Barnett burdened that directors chargeable for Workplace 2016 installations who apply patches exterior of Microsoft Replace ought to notice the advisory lists no fewer than 5 separate patches which have to be put in to attain remediation of CVE-2024-21413; particular person replace information base (KB) articles additional notice that partially-patched Workplace installations might be blocked from beginning till the proper mixture of patches has been put in.

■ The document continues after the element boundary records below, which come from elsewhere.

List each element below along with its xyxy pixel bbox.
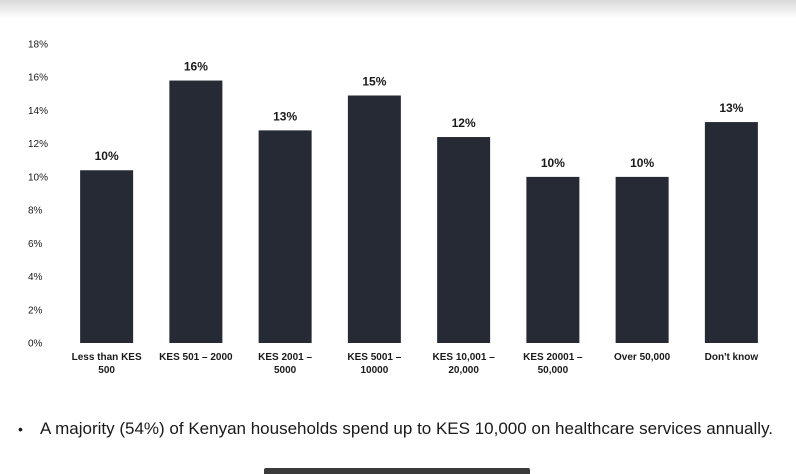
bar-data-label: 10% (630, 156, 654, 170)
bar-data-label: 10% (541, 156, 565, 170)
bar (704, 122, 758, 343)
y-tick-label: 2% (28, 305, 43, 316)
bar-data-label: 10% (95, 149, 119, 163)
bar (80, 170, 134, 343)
y-tick-label: 4% (28, 272, 43, 283)
bar-data-label: 16% (184, 60, 208, 74)
y-tick-label: 16% (28, 73, 48, 84)
bars (80, 80, 758, 344)
bar-data-label: 12% (452, 116, 476, 130)
x-category-label: KES 20001 – (523, 352, 583, 363)
x-category-label: KES 501 – 2000 (159, 352, 233, 363)
x-category-label: 20,000 (448, 365, 479, 376)
x-category-label: KES 10,001 – (432, 352, 495, 363)
y-axis: 0% 2% 4% 6% 8% 10% 12% 14% 16% 18% (28, 40, 48, 350)
y-tick-label: 6% (28, 239, 43, 250)
data-labels: 10% 16% 13% 15% 12% 10% 10% 13% (95, 60, 744, 170)
summary-bullet-point: • A majority (54%) of Kenyan households … (18, 418, 788, 440)
bar (258, 130, 312, 343)
bar (347, 95, 401, 343)
bar (437, 137, 491, 343)
y-tick-label: 8% (28, 206, 43, 217)
bar-data-label: 13% (273, 109, 297, 123)
bar (615, 176, 669, 343)
bar-chart: 0% 2% 4% 6% 8% 10% 12% 14% 16% 18% 10% 16% 13% 15% 12… (28, 40, 759, 377)
bar-data-label: 13% (719, 101, 743, 115)
bar (169, 80, 223, 344)
x-category-label: KES 2001 – (258, 352, 312, 363)
y-tick-label: 14% (28, 106, 48, 117)
x-category-label: 5000 (274, 365, 297, 376)
presentation-toolbar[interactable] (264, 468, 530, 474)
x-category-label: Don't know (705, 352, 759, 363)
summary-text: A majority (54%) of Kenyan households sp… (40, 419, 774, 438)
bullet-icon: • (18, 421, 23, 437)
y-tick-label: 10% (28, 172, 48, 183)
x-category-label: 50,000 (538, 365, 569, 376)
x-category-label: Less than KES (72, 352, 142, 363)
x-category-label: Over 50,000 (614, 352, 671, 363)
y-tick-label: 0% (28, 339, 43, 350)
x-category-label: 10000 (360, 365, 388, 376)
y-tick-label: 18% (28, 40, 48, 51)
x-axis: Less than KES 500 KES 501 – 2000 KES 2001 –… (72, 352, 759, 376)
y-tick-label: 12% (28, 139, 48, 150)
x-category-label: 500 (98, 365, 115, 376)
x-category-label: KES 5001 – (347, 352, 401, 363)
bar-data-label: 15% (362, 74, 386, 88)
slide-top-band (0, 0, 796, 18)
bar (526, 176, 580, 343)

It’s a good suggestion for Home windows end-users to remain present with safety updates from Microsoft, which might rapidly pile up in any other case. That doesn’t imply it’s important to set up them on Patch Tuesday. Certainly, ready a day or three earlier than updating is a sane response, provided that generally updates go awry and normally inside just a few days Microsoft has fastened any points with its patches. It’s additionally sensible to again up your knowledge and/or picture your Home windows drive earlier than making use of new updates.
For a extra detailed breakdown of the person flaws addressed by Microsoft right now, try the SANS Web Storm Middle’s listing. For these admins chargeable for sustaining bigger Home windows environments, it typically pays to control Askwoody.com, which continuously factors out when particular Microsoft updates are creating issues for numerous customers.